First of all I'd like to say this is my first post on SO, which has been of great help for years to me, so thank you all!
Now onto my question:
- I have a string of characters containing unicode text, html tags and bbcode tags (which is obviously extracted from a forum).
Sample:
This is my sample text.
It may contain <a href="http://www.somesite.org/test.htm">HTML tags</a>,
[b]BBCode[b],
or even <a href="http://www.someothersite.com/">[b][u]both[/u] intricated[/b]</a>!
- I have also a list of keywords which may appear in the text described above, and for each of these words I have an associated URL.
Sample:
kw = {'sample': 'http://www.sample.fr', 'BBCode': 'http://www.bbcode.sp'}
As you can see I'm currently using Python because I'm used to the language, but I can be flexible.

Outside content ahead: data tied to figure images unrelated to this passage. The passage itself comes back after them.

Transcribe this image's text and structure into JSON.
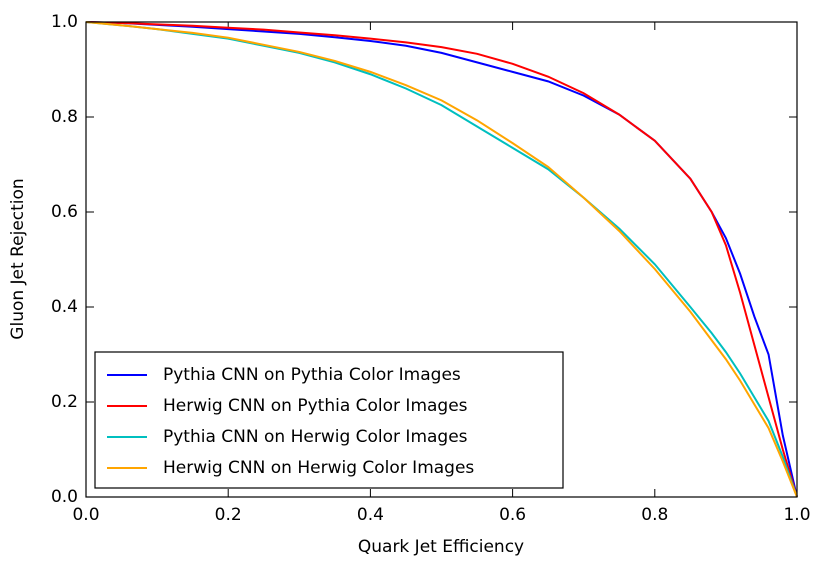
{
  "chart_data": {
    "type": "line",
    "xlabel": "Quark Jet Efficiency",
    "ylabel": "Gluon Jet Rejection",
    "x": [
      0,
      0.05,
      0.1,
      0.15,
      0.2,
      0.25,
      0.3,
      0.35,
      0.4,
      0.45,
      0.5,
      0.55,
      0.6,
      0.65,
      0.7,
      0.75,
      0.8,
      0.85,
      0.88,
      0.9,
      0.92,
      0.94,
      0.96,
      0.98,
      1.0
    ],
    "series": [
      {
        "name": "Pythia CNN on Pythia Color Images",
        "color": "#0000ff",
        "values": [
          1.0,
          0.998,
          0.994,
          0.99,
          0.985,
          0.98,
          0.975,
          0.968,
          0.96,
          0.95,
          0.935,
          0.915,
          0.895,
          0.875,
          0.845,
          0.805,
          0.75,
          0.67,
          0.6,
          0.545,
          0.47,
          0.38,
          0.3,
          0.13,
          0
        ]
      },
      {
        "name": "Herwig CNN on Pythia Color Images",
        "color": "#ff0000",
        "values": [
          1.0,
          0.998,
          0.995,
          0.992,
          0.988,
          0.984,
          0.978,
          0.972,
          0.965,
          0.957,
          0.947,
          0.933,
          0.912,
          0.885,
          0.85,
          0.805,
          0.75,
          0.67,
          0.6,
          0.53,
          0.43,
          0.32,
          0.21,
          0.1,
          0
        ]
      },
      {
        "name": "Pythia CNN on Herwig Color Images",
        "color": "#00bfbf",
        "values": [
          1.0,
          0.993,
          0.985,
          0.975,
          0.965,
          0.95,
          0.935,
          0.915,
          0.89,
          0.86,
          0.825,
          0.78,
          0.735,
          0.69,
          0.63,
          0.565,
          0.49,
          0.4,
          0.345,
          0.305,
          0.26,
          0.21,
          0.16,
          0.085,
          0
        ]
      },
      {
        "name": "Herwig CNN on Herwig Color Images",
        "color": "#ffa500",
        "values": [
          1.0,
          0.993,
          0.985,
          0.977,
          0.967,
          0.952,
          0.937,
          0.918,
          0.895,
          0.867,
          0.835,
          0.793,
          0.745,
          0.695,
          0.63,
          0.56,
          0.48,
          0.39,
          0.33,
          0.29,
          0.245,
          0.195,
          0.145,
          0.075,
          0
        ]
      }
    ],
    "xlim": [
      0,
      1.0
    ],
    "ylim": [
      0,
      1.0
    ],
    "xticks": [
      {
        "value": 0,
        "label": "0.0"
      },
      0.2,
      0.4,
      0.6,
      0.8,
      {
        "value": 1.0,
        "label": "1.0"
      }
    ],
    "yticks": [
      {
        "value": 0,
        "label": "0.0"
      },
      0.2,
      0.4,
      0.6,
      0.8,
      {
        "value": 1.0,
        "label": "1.0"
      }
    ],
    "legend": "lower left"
  }
}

My goal is to detect which word(s) in my keyword list is present in the sample text, and to "decorate" the matching word(s) with a link (preferably in bbcode) to the corresponding URL, without altering the rest of the string (just like for Wikis).

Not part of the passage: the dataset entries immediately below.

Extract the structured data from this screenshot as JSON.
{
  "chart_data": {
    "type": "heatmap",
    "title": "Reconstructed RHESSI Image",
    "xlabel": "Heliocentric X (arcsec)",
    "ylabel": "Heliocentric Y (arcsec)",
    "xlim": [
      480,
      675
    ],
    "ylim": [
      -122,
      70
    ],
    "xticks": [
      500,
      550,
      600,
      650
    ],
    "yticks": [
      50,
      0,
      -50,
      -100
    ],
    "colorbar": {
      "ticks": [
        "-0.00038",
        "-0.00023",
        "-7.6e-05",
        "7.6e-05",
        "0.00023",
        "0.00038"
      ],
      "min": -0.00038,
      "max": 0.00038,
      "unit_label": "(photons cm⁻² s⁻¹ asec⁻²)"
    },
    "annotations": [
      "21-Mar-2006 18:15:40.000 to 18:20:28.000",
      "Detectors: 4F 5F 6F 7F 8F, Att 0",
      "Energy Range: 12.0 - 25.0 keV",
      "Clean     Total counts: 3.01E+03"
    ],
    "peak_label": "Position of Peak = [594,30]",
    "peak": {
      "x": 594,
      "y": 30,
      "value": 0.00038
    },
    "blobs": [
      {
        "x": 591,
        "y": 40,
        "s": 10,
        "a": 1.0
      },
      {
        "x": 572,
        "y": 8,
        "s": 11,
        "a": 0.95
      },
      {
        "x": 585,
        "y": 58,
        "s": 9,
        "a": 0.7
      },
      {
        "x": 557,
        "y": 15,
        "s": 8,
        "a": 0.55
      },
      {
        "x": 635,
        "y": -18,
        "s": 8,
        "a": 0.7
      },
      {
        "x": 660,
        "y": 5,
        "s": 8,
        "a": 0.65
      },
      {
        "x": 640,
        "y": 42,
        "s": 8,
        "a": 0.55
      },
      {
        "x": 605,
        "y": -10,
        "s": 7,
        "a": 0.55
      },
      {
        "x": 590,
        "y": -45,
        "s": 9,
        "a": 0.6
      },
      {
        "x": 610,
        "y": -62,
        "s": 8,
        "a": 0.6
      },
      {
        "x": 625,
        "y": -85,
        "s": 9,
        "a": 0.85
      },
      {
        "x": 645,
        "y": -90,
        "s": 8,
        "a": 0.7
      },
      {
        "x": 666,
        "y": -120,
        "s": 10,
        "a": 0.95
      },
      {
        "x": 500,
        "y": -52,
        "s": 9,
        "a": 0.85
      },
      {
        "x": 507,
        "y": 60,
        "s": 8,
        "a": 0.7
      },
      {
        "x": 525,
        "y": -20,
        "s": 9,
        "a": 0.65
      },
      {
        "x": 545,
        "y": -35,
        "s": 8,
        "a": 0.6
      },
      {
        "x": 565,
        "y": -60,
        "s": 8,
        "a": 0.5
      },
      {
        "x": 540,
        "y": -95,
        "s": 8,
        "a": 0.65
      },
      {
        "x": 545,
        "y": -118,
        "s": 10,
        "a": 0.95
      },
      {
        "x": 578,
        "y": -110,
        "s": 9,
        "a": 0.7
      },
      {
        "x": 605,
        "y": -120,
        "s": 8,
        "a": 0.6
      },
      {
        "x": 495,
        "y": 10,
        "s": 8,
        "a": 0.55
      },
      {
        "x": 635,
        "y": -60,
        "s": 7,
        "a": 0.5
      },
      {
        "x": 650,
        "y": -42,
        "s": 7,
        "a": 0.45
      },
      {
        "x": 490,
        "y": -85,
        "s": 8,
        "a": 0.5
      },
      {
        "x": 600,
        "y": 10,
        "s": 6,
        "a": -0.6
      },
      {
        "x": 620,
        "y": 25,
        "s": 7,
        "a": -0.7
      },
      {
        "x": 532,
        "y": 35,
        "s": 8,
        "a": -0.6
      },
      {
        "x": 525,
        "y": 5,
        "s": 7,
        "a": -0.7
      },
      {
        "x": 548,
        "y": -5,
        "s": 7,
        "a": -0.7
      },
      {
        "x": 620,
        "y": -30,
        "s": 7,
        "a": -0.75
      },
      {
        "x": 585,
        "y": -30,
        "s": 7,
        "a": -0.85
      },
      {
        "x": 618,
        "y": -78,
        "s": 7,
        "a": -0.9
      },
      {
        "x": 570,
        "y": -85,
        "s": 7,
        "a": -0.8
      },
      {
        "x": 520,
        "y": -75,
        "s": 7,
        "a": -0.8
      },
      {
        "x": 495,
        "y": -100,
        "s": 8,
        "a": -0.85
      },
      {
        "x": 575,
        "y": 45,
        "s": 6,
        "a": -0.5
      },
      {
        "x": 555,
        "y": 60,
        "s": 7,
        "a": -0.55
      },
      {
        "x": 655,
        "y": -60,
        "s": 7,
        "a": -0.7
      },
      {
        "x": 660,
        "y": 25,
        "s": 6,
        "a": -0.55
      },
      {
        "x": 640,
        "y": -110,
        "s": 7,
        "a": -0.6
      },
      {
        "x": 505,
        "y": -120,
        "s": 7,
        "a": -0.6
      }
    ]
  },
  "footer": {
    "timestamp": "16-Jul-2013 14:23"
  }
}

Taking further the examples above I'd like to retrieve:
This is my [url=http://www.sample.fr]sample[/url] text.
It may contain <a href="http://www.somesite.org/test.htm">HTML tags</a>,
[b][url=http://www.bbcode.sp]BBCode[/url][b],
or even <a href="http://www.someothersite.com/">[b][u]both[/u] intricated[/b]</a>!
The main problem here is that sometimes, one of the keywords in my list appears inside a tag, which I do not want to "decorate" with a link for obvious reasons.

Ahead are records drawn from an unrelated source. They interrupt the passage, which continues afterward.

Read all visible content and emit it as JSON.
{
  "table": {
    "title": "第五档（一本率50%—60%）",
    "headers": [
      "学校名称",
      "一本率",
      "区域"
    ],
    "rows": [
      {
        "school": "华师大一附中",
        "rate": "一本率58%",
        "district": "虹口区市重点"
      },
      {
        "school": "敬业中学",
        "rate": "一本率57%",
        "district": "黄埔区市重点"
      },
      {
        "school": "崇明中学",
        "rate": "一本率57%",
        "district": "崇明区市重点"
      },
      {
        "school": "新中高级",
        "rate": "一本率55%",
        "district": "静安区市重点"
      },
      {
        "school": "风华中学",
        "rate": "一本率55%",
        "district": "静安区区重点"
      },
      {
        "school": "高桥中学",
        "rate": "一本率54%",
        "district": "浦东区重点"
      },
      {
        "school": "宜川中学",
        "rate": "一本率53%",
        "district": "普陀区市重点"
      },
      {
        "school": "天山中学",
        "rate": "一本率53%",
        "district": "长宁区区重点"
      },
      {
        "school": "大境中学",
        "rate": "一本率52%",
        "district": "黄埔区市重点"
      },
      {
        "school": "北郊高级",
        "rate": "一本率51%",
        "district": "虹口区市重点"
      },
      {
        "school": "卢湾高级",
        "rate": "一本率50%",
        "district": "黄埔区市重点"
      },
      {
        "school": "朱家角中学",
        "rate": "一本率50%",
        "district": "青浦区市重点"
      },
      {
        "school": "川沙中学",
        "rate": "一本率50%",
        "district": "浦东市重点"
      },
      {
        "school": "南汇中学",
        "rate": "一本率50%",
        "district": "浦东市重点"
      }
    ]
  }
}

In other words, the text I'd like to replace can be located only outside the anchor tags:
**HERE** <not here>[not here] **HERE** [/not here]</not here> **HERE**
Also, I've already tried using BeautifulSoup (along with PostMarkup to convert BBCode to HTML before parsing with BeautifulSoup) but it doesn't allow me to keep the initial string...
Remark: "real" text actually can never be placed between brackets (angle nor squared) due to the general usage of my forum, so this simplifies the problem quite a bit.
I'm sorry for my very long question, I hope everything is clear!
Any help appreciated, thanks to everyone by advance!
Update: Casimir's solution in Python (see below) works just great. Thank you Casimir et Hippolyte!
[b]'s should be eligible for replacement? Is that the rule?[b]? Or... can it just be generalised to not inside an anchor tag?